Солнечные сумерки

Жанна Ованесова
А темные восторги расставанья,
А пепел грез и боль свиданий — нам.
Нам не ступать по синим лунным льнам,
Нам не хранить стыдливого молчанья.

Мы шепчем всем ненужные признанья,
От милых рук бежим к обманным снам,
Не видим лиц и верим именам,
Томясь в путях напрасного скитанья.

Со всех сторон из мглы глядят на нас
Зрачки чужих, всегда враждебных глаз.
Ни светом звезд, ни солнцем не согреты,

Стремим свой путь в пространствах вечной тьмы,
В себе несем свое изгнанье мы -
В мирах любви неверные кометы!
М. Волошин

Она жила в сумерках в этом солнечном городе, где протекала шумная жизнь, яркие грузинки и армянки проходили по улицам. Смуглые мужчины пристально смотрели на нее, и ей тут же хотелось стать тенью и, скользнув по шершавой стене низкого каменного дома, утечь в щель между булыжниками старинной крутой улочки. И пусть сама она, поменявшись со своей тенью, останется столбом посреди тротуара, невидимым ни для чьих глаз, и будет наблюдать, как время движет всем живым, даже деревьями и камнями. Но она продолжала идти, и любопытство, последнее из чувств, не покинувшее ее в той странной затянувшейся депрессии, продолжало сквозь зоркие глаза, через чуткие уши ловить все удивительное, яркое и музыкальное, что ежесуточно плескалось в этом большом городе и безостановочно жило на его улицах и площадях, в жилых домах и организациях, в церквях, театрах и концертных залах, в скверах и парках, на берегах бурной реки и вокруг тихих озер, в лесу на горе и на кладбищах…

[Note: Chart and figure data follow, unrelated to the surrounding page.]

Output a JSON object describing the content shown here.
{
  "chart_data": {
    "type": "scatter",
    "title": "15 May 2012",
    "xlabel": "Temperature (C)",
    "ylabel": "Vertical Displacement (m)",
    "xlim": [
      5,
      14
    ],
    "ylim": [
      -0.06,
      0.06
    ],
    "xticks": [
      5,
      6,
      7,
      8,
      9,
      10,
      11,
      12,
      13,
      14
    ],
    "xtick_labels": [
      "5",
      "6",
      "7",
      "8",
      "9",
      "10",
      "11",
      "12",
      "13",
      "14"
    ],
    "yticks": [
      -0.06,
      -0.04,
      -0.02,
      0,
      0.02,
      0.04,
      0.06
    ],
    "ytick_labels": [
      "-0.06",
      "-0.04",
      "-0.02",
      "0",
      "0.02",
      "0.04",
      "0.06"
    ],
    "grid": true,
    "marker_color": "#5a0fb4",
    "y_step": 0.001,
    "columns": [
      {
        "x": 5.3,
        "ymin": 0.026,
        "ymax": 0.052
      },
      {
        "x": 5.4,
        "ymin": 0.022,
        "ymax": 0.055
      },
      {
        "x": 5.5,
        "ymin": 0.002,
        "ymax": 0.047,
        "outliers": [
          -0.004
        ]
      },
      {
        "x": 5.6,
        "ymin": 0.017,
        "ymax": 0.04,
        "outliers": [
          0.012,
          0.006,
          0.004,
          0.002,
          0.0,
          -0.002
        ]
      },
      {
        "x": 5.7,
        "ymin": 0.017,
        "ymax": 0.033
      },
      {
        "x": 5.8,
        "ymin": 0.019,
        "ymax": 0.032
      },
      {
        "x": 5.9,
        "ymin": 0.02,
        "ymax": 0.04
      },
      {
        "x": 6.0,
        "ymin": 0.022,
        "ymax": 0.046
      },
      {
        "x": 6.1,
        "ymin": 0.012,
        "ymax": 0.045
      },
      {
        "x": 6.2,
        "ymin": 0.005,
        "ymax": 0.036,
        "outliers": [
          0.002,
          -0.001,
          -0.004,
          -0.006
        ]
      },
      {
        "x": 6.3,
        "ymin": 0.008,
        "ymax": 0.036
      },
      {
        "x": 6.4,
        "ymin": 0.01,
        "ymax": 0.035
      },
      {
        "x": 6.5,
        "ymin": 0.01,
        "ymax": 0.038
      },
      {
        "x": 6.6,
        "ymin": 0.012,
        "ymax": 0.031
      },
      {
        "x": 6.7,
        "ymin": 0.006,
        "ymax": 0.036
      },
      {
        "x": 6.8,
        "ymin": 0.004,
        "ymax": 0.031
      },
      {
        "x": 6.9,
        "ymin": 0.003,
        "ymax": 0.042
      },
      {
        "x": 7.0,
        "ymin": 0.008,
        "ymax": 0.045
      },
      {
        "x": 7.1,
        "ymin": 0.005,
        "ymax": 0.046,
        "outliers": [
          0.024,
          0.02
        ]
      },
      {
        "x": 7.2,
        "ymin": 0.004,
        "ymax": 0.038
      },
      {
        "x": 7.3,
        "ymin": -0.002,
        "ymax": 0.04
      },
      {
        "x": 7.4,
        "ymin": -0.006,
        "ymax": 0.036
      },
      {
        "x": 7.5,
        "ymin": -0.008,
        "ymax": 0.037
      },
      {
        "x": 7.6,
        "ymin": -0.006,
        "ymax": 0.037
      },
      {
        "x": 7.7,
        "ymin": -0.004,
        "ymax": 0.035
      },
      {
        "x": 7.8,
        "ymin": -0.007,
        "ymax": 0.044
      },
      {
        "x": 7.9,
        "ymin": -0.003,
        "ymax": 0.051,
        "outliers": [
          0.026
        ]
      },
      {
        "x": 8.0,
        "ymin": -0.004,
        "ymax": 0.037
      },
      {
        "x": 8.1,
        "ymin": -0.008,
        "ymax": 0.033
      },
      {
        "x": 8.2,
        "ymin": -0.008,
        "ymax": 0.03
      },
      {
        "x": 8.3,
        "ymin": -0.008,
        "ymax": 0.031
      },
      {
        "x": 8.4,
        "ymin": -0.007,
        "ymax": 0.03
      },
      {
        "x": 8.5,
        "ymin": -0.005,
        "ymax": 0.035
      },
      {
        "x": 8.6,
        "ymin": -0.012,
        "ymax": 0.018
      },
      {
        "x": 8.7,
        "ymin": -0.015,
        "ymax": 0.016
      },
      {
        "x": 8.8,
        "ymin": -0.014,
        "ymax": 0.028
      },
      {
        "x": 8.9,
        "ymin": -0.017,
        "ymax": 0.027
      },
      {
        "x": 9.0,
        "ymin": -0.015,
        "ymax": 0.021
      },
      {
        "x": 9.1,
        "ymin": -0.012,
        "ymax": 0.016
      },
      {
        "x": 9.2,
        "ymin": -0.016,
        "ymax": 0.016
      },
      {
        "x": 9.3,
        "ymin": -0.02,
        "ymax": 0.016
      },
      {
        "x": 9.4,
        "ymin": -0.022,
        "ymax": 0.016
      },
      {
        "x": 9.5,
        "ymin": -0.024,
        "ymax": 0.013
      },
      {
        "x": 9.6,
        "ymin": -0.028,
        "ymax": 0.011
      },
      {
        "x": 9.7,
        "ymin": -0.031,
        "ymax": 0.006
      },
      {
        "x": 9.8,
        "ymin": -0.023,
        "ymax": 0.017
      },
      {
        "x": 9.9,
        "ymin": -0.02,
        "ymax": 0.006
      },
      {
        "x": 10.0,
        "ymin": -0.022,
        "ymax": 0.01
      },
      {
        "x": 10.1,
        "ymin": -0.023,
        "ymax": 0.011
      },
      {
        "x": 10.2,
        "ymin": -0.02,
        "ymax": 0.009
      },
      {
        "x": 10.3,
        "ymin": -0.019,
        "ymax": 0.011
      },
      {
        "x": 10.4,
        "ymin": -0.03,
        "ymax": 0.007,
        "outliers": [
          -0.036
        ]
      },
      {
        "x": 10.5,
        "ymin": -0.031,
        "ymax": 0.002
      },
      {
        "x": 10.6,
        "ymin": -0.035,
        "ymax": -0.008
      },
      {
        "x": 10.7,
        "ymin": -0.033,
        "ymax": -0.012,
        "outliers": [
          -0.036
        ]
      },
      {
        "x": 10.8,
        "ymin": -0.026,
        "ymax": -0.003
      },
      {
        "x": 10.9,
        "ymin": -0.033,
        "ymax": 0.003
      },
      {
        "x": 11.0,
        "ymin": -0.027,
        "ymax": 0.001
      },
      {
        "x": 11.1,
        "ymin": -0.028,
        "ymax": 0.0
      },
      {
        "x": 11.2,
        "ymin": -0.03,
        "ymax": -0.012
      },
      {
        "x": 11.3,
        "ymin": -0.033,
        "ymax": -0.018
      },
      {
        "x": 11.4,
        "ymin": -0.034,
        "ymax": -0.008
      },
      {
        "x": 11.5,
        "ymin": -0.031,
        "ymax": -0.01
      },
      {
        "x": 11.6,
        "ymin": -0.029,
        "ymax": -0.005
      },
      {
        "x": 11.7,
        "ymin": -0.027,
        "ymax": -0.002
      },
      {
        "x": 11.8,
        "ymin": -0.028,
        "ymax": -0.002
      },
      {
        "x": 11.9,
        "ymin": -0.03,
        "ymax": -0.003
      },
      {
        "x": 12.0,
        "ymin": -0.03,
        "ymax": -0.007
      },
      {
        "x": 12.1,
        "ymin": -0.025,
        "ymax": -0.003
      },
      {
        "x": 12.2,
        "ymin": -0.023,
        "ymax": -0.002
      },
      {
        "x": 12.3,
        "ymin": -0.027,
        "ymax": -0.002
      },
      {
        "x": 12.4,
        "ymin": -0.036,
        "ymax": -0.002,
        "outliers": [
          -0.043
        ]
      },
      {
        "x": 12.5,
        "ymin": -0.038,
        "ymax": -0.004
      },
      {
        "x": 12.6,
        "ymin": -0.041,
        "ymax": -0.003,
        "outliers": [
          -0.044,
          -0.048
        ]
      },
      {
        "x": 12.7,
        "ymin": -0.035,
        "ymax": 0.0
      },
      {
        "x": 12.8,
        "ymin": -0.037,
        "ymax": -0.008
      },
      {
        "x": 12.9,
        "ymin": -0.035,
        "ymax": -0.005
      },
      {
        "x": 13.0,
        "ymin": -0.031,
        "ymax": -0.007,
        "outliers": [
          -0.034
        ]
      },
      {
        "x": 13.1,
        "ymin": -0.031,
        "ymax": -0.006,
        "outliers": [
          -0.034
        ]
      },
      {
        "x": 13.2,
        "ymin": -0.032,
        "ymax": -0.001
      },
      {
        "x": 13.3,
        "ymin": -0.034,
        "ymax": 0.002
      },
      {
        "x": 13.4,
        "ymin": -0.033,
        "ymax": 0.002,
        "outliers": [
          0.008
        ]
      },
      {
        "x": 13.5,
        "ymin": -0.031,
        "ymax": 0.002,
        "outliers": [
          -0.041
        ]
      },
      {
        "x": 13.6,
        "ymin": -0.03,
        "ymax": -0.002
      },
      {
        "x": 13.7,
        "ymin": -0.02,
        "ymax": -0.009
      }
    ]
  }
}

Она жила у бабушки, тихой седой армянской бабушки, которая мало ее понимала, зато любила, иногда что-то объясняла и нисколько не надоедала. И Лене было уютно рядом со старшей подругой, она тоже ее любила, и грелась возле своего большого доброго «бабо».

Иногда она вспоминала, что давно не видела родителей, и тогда сообщала своей бабо, что сегодня поедет на вокзал. Ей нравилось заходить в полупустой вагон, проходить по мягкому, словно из пластилина коридору, в котором страшно было увязнуть. Откуда-то возникшая тревожность толкала в спину, и она, ощущая, как сердце стучит в груди и сбивается дыхание, закрывала дверь купе, рухнув на скамейку, ловила широко раскрытым ртом воздух. Ощущая как вата глухоты обволакивает и входит в уши, она с тоской оборачивалась к зеркалу.  При серо-желтом свете было трудно разглядеть глаза, и оттого силуэт напротив еще больше манил и притягивал. Глядя в глаза напротив, она наблюдала за странными движениями незнакомки, ее плавными поворотами головы и внезапными резкими отворотами на 180 градусов и обратно. И точно видела несколько секунд назад затылок той с темно-серыми волосами, и с удовольствием наблюдала, как они разлетались на ее голове, а потом, описав круг по оси, опадали на лицо.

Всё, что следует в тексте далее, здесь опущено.